The Catalyst Data Profiling Engine processes all forms of unstructured files and e-mail databases, creating a searchable index of what exists, where it is located, who owns it, when it was last accessed and what key terms are in it. High-level summary reports allow instant insight into enterprise storage providing never before knowledge of data assets.  Through this process, unknown or lost data is found and decisions can be made on its disposition.

Data profiling relies on an enterprise class index of metadata from user files and email such as last modified or accessed time, number of duplicates, size, owner, location, file type and more. Using summary reports combined with filters, users can view content on specific servers or locations, and see a chart of top owners by capacity, age of data, files by type and much more.

Optionally, data profiling can look beyond metadata and go deep within documents and e-mail to find content supporting e-Discovery keyword searches or even confidential information compliance assurance audits for sensitive content misplaced behind the firewall in PSTs or on the wrong server. Once the data is located it can be remediated, archived or even migrated to a different storage platform. Validation checkpoints and detailed disposition reports are also built in. 

The Catalyst Data Profiling Engine is designed for large enterprise class environments allowing organizations to uncover and analyze unstructured and mystery data, creating an index of the information that is only a one percent footprint resulting in extreme scalability. From there, the indexing engine, Version 5.0, allows action to take place on the data.

Features include:

Deletion with Validation: Manage the defensible deletion of unstructured data using validation to ensure the content has not changed since it was profiled.  Validation checks the modified date or optionally the signature of the document.

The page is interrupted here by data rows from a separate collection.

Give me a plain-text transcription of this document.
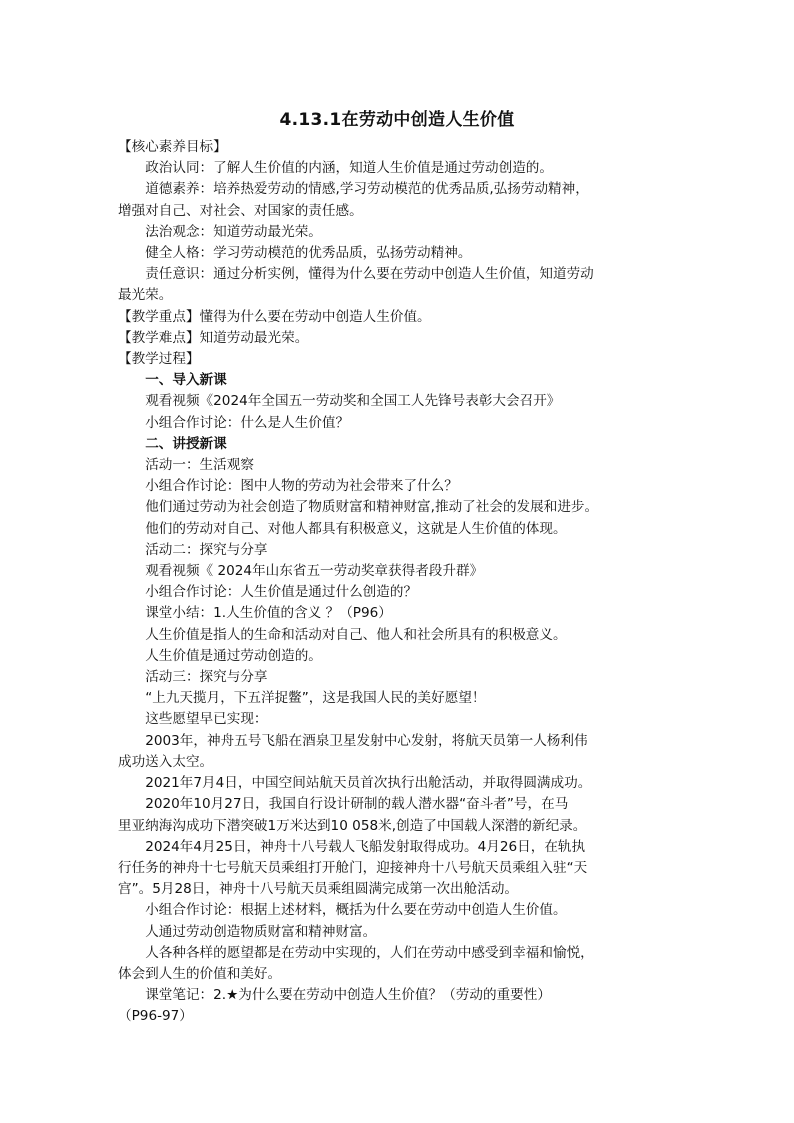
4.13.1在劳动中创造人生价值

【核心素养目标】

政治认同：了解人生价值的内涵，知道人生价值是通过劳动创造的。

道德素养：培养热爱劳动的情感,学习劳动模范的优秀品质,弘扬劳动精神，

增强对自己、对社会、对国家的责任感。

法治观念：知道劳动最光荣。

健全人格：学习劳动模范的优秀品质，弘扬劳动精神。

责任意识：通过分析实例，懂得为什么要在劳动中创造人生价值，知道劳动

最光荣。

【教学重点】懂得为什么要在劳动中创造人生价值。

【教学难点】知道劳动最光荣。

【教学过程】

一、导入新课

观看视频《2024年全国五一劳动奖和全国工人先锋号表彰大会召开》

小组合作讨论：什么是人生价值？

二、讲授新课

活动一：生活观察

小组合作讨论：图中人物的劳动为社会带来了什么？

他们通过劳动为社会创造了物质财富和精神财富,推动了社会的发展和进步。

他们的劳动对自己、对他人都具有积极意义，这就是人生价值的体现。

活动二：探究与分享

观看视频《 2024年山东省五一劳动奖章获得者段升群》

小组合作讨论：人生价值是通过什么创造的？

课堂小结：1.人生价值的含义 ？（P96）

人生价值是指人的生命和活动对自己、他人和社会所具有的积极意义。

人生价值是通过劳动创造的。

活动三：探究与分享

“上九天揽月，下五洋捉鳖”，这是我国人民的美好愿望！

这些愿望早已实现：

2003年，神舟五号飞船在酒泉卫星发射中心发射，将航天员第一人杨利伟

成功送入太空。

2021年7月4日，中国空间站航天员首次执行出舱活动，并取得圆满成功。

2020年10月27日，我国自行设计研制的载人潜水器“奋斗者”号，在马

里亚纳海沟成功下潜突破1万米达到10 058米,创造了中国载人深潜的新纪录。

2024年4月25日，神舟十八号载人飞船发射取得成功。4月26日，在轨执

行任务的神舟十七号航天员乘组打开舱门，迎接神舟十八号航天员乘组入驻“天

宫”。5月28日，神舟十八号航天员乘组圆满完成第一次出舱活动。

小组合作讨论：根据上述材料，概括为什么要在劳动中创造人生价值。

人通过劳动创造物质财富和精神财富。

人各种各样的愿望都是在劳动中实现的，人们在劳动中感受到幸福和愉悦，

体会到人生的价值和美好。

课堂笔记：2.★为什么要在劳动中创造人生价值？（劳动的重要性）

（P96-97）
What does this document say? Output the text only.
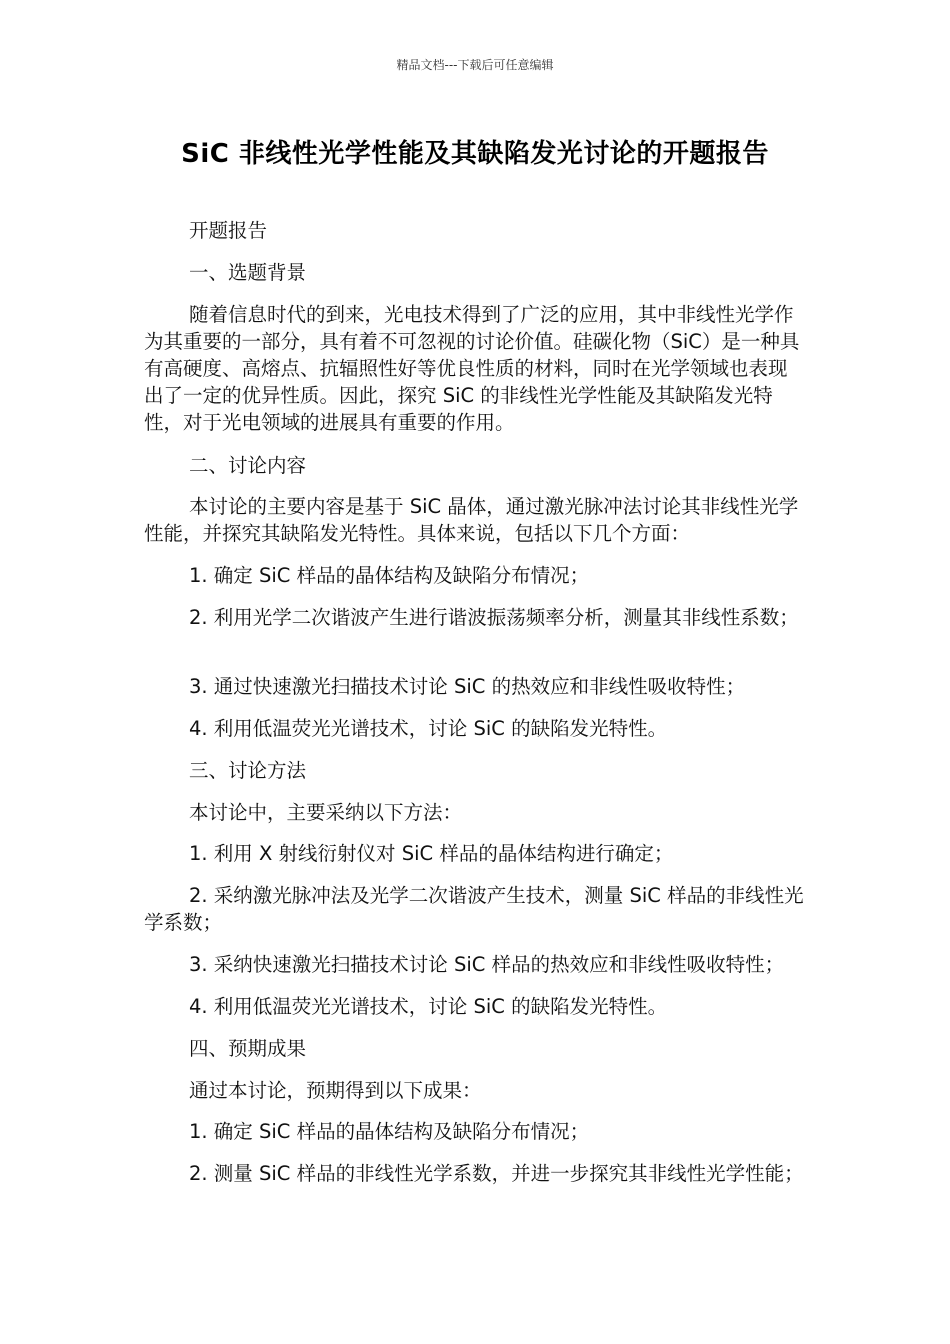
精品文档---下载后可任意编辑
SiC 非线性光学性能及其缺陷发光讨论的开题报告

开题报告

一、选题背景

随着信息时代的到来，光电技术得到了广泛的应用，其中非线性光学作为其重要的一部分，具有着不可忽视的讨论价值。硅碳化物（SiC）是一种具有高硬度、高熔点、抗辐照性好等优良性质的材料，同时在光学领域也表现出了一定的优异性质。因此，探究 SiC 的非线性光学性能及其缺陷发光特性，对于光电领域的进展具有重要的作用。

二、讨论内容

本讨论的主要内容是基于 SiC 晶体，通过激光脉冲法讨论其非线性光学性能，并探究其缺陷发光特性。具体来说，包括以下几个方面：

1. 确定 SiC 样品的晶体结构及缺陷分布情况；

2. 利用光学二次谐波产生进行谐波振荡频率分析，测量其非线性系数；

3. 通过快速激光扫描技术讨论 SiC 的热效应和非线性吸收特性；

4. 利用低温荧光光谱技术，讨论 SiC 的缺陷发光特性。

三、讨论方法

本讨论中，主要采纳以下方法：

1. 利用 X 射线衍射仪对 SiC 样品的晶体结构进行确定；

2. 采纳激光脉冲法及光学二次谐波产生技术，测量 SiC 样品的非线性光学系数；

3. 采纳快速激光扫描技术讨论 SiC 样品的热效应和非线性吸收特性；

4. 利用低温荧光光谱技术，讨论 SiC 的缺陷发光特性。

四、预期成果

通过本讨论，预期得到以下成果：

1. 确定 SiC 样品的晶体结构及缺陷分布情况；

2. 测量 SiC 样品的非线性光学系数，并进一步探究其非线性光学性能；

Defensible Audit Logs: As disposition of the data is performed, including deletion, logs will be maintained that detail the date and disposition of the document, including the user that executed the disposition.

Expanded Duplicate Reports: Summary reports include duplicates by file type, owner, age, location and more. These reports allow for deeper profiling of redundant content.

Report Scheduling and History: Stored reports can be scheduled to run on a periodic basis and the results can be stored in order to access a historical perspective of the data environment.  This allows a view into the data center including the incremental change of the content based on historical reports.

Increased Capacity: This version breaks the 1PB barrier and now supports metadata profiling of up to 1PB of unstructured data using a single engine. This unprecedented scale and efficiency is unmatched in the market and allows for enterprise class data profiles to be achieved.